Je ne sais pas ce qu’il en est des « règlements » de la Régie autonome des transports parisiens mais je peux indiquer ici ce que dit la Constitution à propos de la liberté religieuse et de la résistance à l’oppression.

Cette dernière est définie comme un droit « naturel et imprescriptible de l’homme ». Par ailleurs, « nul ne doit être inquiété pour ses opinions, même religieuses, pourvu que leur manifestation ne trouble pas l’ordre public établi par la Loi » (art.10 de la Déclaration des Droits de l’Homme et du Citoyen de 1789).

Des affiches défendant, de manière d’ailleurs bien indirecte et allusive, le droit des chrétiens d’Orient d’exprimer librement leurs opinions religieuses et de résister à l’oppression qu’ils subissent en raison de ces opinions ne sauraient donc enfreindre en aucune manière le principe de laïcité.

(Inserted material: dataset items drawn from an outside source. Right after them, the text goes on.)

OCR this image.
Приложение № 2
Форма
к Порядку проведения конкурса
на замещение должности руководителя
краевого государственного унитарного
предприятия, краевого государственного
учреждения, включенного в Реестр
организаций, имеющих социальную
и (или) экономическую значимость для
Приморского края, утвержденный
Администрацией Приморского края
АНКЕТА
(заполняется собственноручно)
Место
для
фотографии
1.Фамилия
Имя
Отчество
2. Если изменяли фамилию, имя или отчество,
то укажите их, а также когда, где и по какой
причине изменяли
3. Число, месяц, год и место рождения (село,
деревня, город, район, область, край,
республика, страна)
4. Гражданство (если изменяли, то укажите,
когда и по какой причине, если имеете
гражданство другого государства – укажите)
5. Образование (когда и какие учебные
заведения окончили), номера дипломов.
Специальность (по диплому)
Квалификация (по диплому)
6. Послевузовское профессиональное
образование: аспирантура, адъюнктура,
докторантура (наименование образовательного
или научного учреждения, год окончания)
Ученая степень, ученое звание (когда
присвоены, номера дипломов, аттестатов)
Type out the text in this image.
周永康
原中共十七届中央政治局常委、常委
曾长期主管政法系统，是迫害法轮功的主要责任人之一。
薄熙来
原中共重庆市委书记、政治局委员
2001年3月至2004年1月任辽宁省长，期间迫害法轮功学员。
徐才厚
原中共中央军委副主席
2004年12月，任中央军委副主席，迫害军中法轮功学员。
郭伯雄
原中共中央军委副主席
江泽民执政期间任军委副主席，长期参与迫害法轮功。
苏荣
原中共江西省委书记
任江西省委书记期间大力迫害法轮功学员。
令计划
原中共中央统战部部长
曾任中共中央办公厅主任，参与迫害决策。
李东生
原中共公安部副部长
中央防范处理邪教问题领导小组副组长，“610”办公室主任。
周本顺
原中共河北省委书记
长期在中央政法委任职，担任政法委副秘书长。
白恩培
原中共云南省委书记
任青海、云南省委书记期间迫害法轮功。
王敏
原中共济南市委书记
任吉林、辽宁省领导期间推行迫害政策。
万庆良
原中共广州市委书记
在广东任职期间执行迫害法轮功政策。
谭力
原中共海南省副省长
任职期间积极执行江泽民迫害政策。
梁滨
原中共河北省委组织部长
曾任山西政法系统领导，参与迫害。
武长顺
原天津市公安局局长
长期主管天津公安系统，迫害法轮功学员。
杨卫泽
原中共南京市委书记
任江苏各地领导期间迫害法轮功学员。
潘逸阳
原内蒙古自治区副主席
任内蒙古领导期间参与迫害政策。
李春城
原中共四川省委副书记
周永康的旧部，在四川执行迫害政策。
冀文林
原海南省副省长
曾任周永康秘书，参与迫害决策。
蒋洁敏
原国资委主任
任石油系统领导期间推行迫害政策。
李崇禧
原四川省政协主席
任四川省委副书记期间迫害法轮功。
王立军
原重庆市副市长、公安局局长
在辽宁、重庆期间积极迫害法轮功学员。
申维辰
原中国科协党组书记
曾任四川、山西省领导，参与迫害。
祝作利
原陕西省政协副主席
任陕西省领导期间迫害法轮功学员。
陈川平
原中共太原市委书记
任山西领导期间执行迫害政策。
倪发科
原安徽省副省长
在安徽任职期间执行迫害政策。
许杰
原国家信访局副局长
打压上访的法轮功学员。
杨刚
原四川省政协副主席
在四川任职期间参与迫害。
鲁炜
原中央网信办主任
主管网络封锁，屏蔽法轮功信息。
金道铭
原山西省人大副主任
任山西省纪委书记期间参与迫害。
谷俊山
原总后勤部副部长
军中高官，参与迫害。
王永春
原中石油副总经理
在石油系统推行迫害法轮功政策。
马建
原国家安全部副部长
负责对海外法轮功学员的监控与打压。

La RATP a renoncé mais elle l’a fait uniquement face à l’indignation venue de tous les bords politiques. Elle ne s’est pas excusée, n’a pas fait acte de contrition et n’a même pas confessé son erreur. Elle ne peut donc être absoute.

On pourrait exiger que la RATP propose, en rémission de sa faute, que des emplacements gratuits soient réservés gracieusement à ceux qui souhaitent protester à la suite du massacre de Garissa. Rappelons que dans cette monstrueuse affaire, les bourreaux ont sélectionné, parmi les étudiants, les chrétiens pour les assassiner à raison de leur confession religieuse.

Ce serait bienvenu, conforme à notre Constitution, et nullement contradictoire avec le principe de laïcité.

Mais les bureaucrates ne reconnaissent jamais leurs erreurs, manquent souvent de bon sens, parfois de sens moral et sont capables aussi d’égarements, préférant toujours leur petit règlement aux lois supérieures, celles qui sont issues des Constitutions ou des Droits de l’Homme.

Cet aveuglement n’est pas à prendre à la légère.

Cet excès n’est pas insignifiant à l’inverse de ce qu’en aurait dit Talleyrand. La technostructure tend naturellement à créer ses propres lois au mépris des lois démocratiques.

Sur des modes différents, Kafka et Galbraith ont dressé des tableaux lucides de la technostructure : la RATP vient de nous en donner un exemple significatif.